Kwietniowe migawki

Kawa z dripa

Wraz z początkiem maja pora na migawki z minionego miesiąca…

Co się działo w kwietniu? Z jednej strony jak zwykle sporo, a z drugiej – przeleciał mi ten miesiąc zdecydowanie za szybko. Szkoda, że nie da się wcisnąć jakiegoś magicznego przycisku „replay” i przeżyć zakończony miesiąc od początku. Z przyjemnością raz jeszcze poszwędałabym się po Rzymie, postarałabym się też znaleźć więcej czasu na różne swoje projekty. Chociaż nie… Z taką pogodową aurą to jeden kwiecień akurat wystarczy! Tymczasem zapraszam Was na fotograficzny przegląd mojego miesiąca, a ja będę udawać, że 1 maja zaczyna się dopiero drugi kwartał… :)

Trwającą właśnie majówkę spędzam głównie w domu. Pijemy pyszną kawę, upiekłam chlebek bananowy z przepisu, który pojawił się kiedyś na blogu, wyleguję się na kanapie na przemian czytając książki, słuchając audiobooków i oglądając seriale. Jest bosko, ale w sumie dobrze, że ten czas powoli dobiega końca, bo robię się strasznie rozmemłana.

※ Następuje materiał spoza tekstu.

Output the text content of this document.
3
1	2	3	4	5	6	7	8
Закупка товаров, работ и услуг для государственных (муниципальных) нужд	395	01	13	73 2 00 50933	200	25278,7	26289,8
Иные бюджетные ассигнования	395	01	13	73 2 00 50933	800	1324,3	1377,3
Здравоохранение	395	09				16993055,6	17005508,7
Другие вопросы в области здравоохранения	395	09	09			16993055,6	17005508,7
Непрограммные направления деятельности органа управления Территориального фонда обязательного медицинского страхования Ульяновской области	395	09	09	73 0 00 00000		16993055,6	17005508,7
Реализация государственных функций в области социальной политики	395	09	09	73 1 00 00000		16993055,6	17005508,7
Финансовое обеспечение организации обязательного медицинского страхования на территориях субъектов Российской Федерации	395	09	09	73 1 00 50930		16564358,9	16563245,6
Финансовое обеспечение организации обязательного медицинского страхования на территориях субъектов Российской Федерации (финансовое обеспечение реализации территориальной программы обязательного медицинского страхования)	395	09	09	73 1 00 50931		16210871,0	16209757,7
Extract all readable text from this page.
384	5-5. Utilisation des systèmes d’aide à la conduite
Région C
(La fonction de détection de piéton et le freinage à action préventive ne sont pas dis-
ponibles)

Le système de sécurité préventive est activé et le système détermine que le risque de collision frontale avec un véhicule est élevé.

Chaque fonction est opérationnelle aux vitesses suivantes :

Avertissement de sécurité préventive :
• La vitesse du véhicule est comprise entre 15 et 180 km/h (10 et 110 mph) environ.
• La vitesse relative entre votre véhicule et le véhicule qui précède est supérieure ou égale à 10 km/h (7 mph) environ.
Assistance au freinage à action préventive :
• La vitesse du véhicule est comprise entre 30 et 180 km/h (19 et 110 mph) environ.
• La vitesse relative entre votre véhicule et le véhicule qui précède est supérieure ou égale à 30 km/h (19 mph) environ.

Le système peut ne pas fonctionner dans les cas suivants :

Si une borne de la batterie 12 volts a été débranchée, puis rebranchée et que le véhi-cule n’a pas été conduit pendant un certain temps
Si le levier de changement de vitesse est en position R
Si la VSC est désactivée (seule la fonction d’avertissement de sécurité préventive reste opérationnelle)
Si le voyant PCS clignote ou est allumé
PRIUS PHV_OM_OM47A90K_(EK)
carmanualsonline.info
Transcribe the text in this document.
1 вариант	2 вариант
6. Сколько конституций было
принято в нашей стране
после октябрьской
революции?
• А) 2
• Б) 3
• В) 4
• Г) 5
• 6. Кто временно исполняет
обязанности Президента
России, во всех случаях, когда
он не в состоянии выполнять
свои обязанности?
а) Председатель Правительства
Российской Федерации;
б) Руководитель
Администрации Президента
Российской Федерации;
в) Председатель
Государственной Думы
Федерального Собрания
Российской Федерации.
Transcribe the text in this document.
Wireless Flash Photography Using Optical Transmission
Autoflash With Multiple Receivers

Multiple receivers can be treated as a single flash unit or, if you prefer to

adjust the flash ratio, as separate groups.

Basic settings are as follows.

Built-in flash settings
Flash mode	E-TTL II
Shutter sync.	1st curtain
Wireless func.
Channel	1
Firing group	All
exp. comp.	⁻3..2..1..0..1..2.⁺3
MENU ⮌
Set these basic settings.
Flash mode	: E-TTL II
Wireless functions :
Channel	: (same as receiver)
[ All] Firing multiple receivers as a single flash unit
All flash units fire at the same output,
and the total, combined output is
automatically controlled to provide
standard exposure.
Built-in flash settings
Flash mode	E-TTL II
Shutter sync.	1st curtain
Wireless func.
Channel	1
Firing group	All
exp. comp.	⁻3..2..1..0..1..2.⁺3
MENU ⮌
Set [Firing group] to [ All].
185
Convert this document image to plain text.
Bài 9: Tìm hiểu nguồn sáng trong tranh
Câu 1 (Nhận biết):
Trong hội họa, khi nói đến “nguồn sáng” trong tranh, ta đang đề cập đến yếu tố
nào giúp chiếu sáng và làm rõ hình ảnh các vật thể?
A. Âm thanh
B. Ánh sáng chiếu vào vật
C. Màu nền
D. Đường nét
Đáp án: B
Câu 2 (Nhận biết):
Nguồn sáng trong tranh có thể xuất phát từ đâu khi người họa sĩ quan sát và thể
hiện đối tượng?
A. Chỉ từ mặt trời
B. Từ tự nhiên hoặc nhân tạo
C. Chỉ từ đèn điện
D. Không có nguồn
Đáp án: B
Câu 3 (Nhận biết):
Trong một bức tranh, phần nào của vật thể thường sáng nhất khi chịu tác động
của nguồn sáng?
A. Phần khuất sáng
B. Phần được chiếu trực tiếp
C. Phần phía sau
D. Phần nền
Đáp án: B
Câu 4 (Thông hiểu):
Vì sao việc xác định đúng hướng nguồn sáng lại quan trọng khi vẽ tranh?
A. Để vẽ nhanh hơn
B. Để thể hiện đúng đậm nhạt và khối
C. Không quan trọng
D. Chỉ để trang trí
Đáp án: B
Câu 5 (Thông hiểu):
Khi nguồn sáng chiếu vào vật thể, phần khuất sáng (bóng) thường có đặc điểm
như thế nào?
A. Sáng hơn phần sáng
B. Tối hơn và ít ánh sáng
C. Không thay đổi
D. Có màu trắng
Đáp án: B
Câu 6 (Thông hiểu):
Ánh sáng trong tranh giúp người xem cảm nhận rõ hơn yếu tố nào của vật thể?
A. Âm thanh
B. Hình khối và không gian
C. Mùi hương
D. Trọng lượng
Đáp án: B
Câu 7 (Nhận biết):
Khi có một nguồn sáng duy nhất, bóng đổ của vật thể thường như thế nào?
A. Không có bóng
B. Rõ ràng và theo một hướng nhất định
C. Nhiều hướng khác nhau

W poprzedni weekend (czyli jeszcze w kwietniu) udało się nam też wyskoczyć nad Jezioro Paprocańskie w Tychach i już wiem, że koniecznie musimy tam niedługo wrócić… Ta żywa zieleń rozwijających się liści i kwiaty na każdym kroku to po prostu coś niesamowitego.

Paprocany

Paprocany

Paprocany

Paprocany

Paprocany

Najmocniej jednak w mojej pamięci rysuje się nasz kilkudniowy wypad do Rzymu. Na pamiątkę przywieźliśmy sobie oczywiście MAGNESY :) Poniżej kilka bonusowych zdjęć, które nie trafiły do wpisu z fotorelacją z Rzymu i moją konfrontacją ze wspomnieniami sprzed trzech lat.

Pamiątki z podróży

Rzym

Rzym

Rzym

Kwiecień był też pierwszym miesiącem mojej pracy w domowym biurze i muszę powiedzieć, że uwielbiam to miejsce! Szczególnie odkąd zakupiłam wreszcie wygodny obrotowy fotel. Nie wiem czemu odkładałam ten zakup tak długo. Tu w domu wszystko wygląda praktycznie tak samo, jak kiedyś w wynajmowanym przeze mnie pokoju biurowym – no, ale w końcu wyposażenie mam praktycznie takie samo i sympatia do niebieskości pozostaje niezmienna.

Domowe biuro

Domowe biuro

Nareszcie zabrałam się za długo odkładaną lekturę „Finansowego Ninja”, więc siłą rzeczy temat finansów osobistych częściej niż zwykle zajmował moje myśli. Wróciłam do regularnego spisywania wydatków i ulepszałam mój domowy budżet, by jeszcze lepiej odpowiadał moim potrzebom. Denerwuje mnie, że ciągle zapominam o uwzględnieniu jakichś wydatków i to takich na poważne kwoty. Często też wyskakuje mi coś nowego i nieplanowanego – szczególnie w budżecie związanym z moim małym biznesem. Na przykład… odkrywam jakiś superprzydatny program, bez którego – po skończeniu okresu testowego – absolutnie nie wyobrażam sobie już pracy i nie mam wyjścia, muszę go kupić :D W temacie finansów firmowych mam jeszcze mnóstwo do zrobienia. Ciągle nie mogę zrozumieć, dlaczego nikt nas tego nie uczył w szkole!

A na koniec mam dla Was jeszcze trochę wiosny uchwyconej przed kwietniowym atakiem zimy na moim osiedlu.

Wiosenne drzewa

Wiosenne drzewa

Tak było u mnie – a co dobrego u Was?